Un goteo inconcebible de beneficiados por una nueva negligencia, un escándalo si cabe más dañino que el provocado por la aplicación de la ley del “sí es sí” y que explotaría como una bomba racimo en pleno combate electoral
La Sala de lo Penal del Supremo tiene la última palabra. Si convalida la tesis de Pablo Llarena irritará al soberanismo y le complicará la vida a Pedro Sánchez, especialmente en Cataluña. Pero al mismo tiempo le hará un gran favor al presidente del Gobierno. Solo en 2020 y 2021 la Justicia abrió procedimientos por corrupción contra más de 600 personas, en su mayoría funcionarios públicos y políticos. Eso sin contar los casos de años anteriores que están siendo investigados o a la espera de juicio. En muchas ocasiones lo que se indaga es la desviación de dinero público para fines que nada tienen que ver con el enriquecimiento personal, supuesto para el que la reforma del Gobierno rebaja las penas. Y supuesto que, en el improbable caso de que fuera apoyado por el Supremo contraviniendo la interpretación de Llarena, abriría las puertas a posibles rebajas de penas y excarcelaciones de un imprevisible número de acusados o condenados por corrupción.
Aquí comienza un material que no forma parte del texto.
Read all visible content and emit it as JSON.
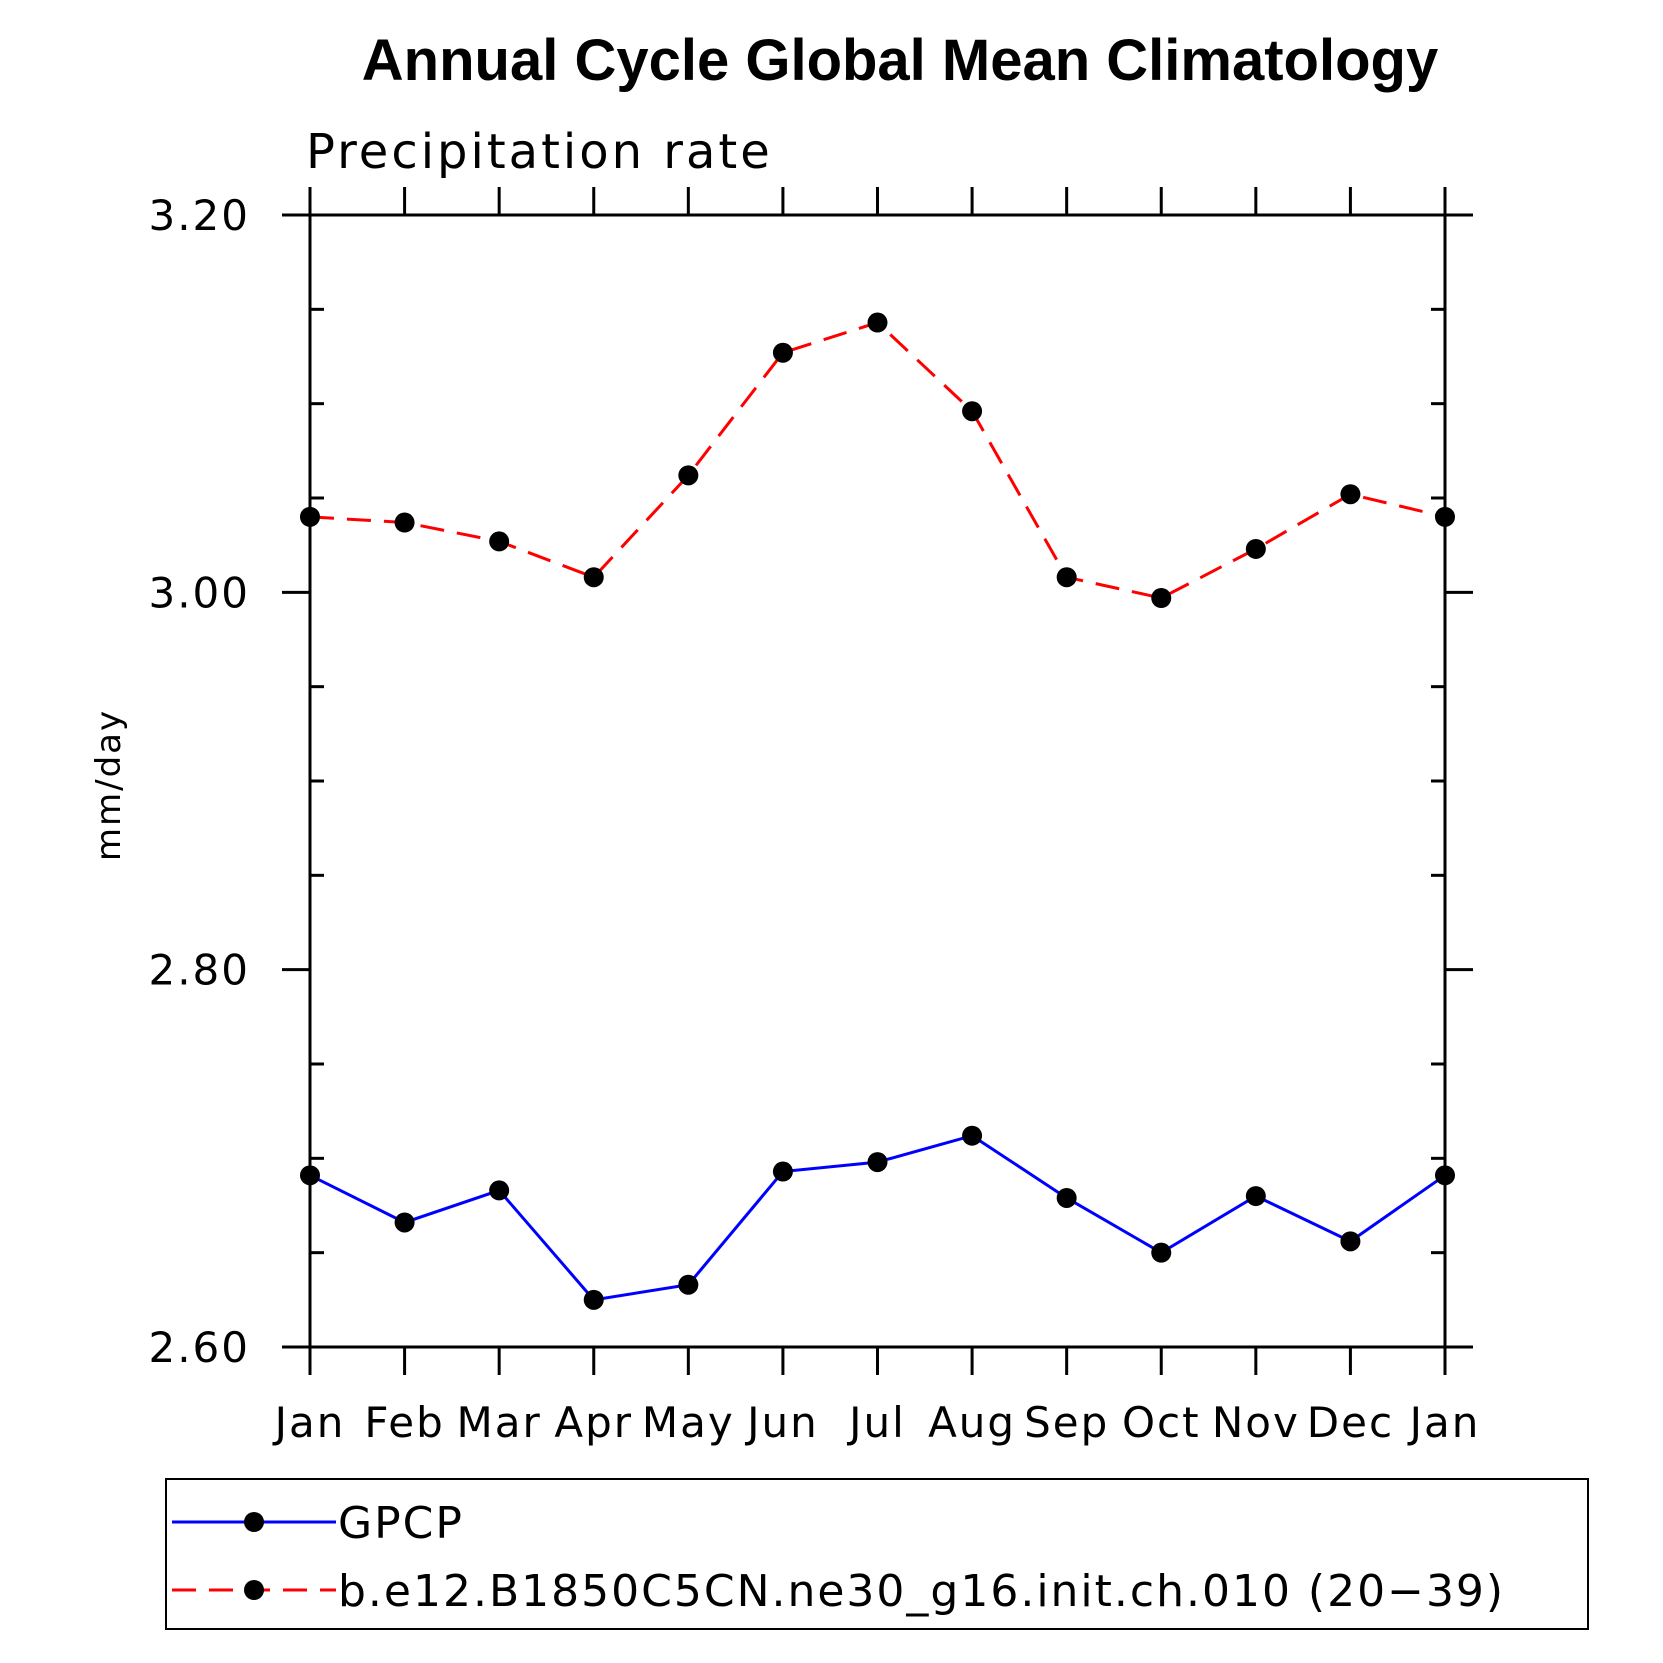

Un goteo inconcebible de beneficiados por una nueva negligencia, un escándalo si cabe más dañino que el provocado por la aplicación de la ley del 'solo sí es sí' y que explotaría como una bomba racimo en pleno combate electoral. Lo dicho, unos genios a los que van a terminar salvando el culo un puñado de jueces fachas del Tribunal Supremo.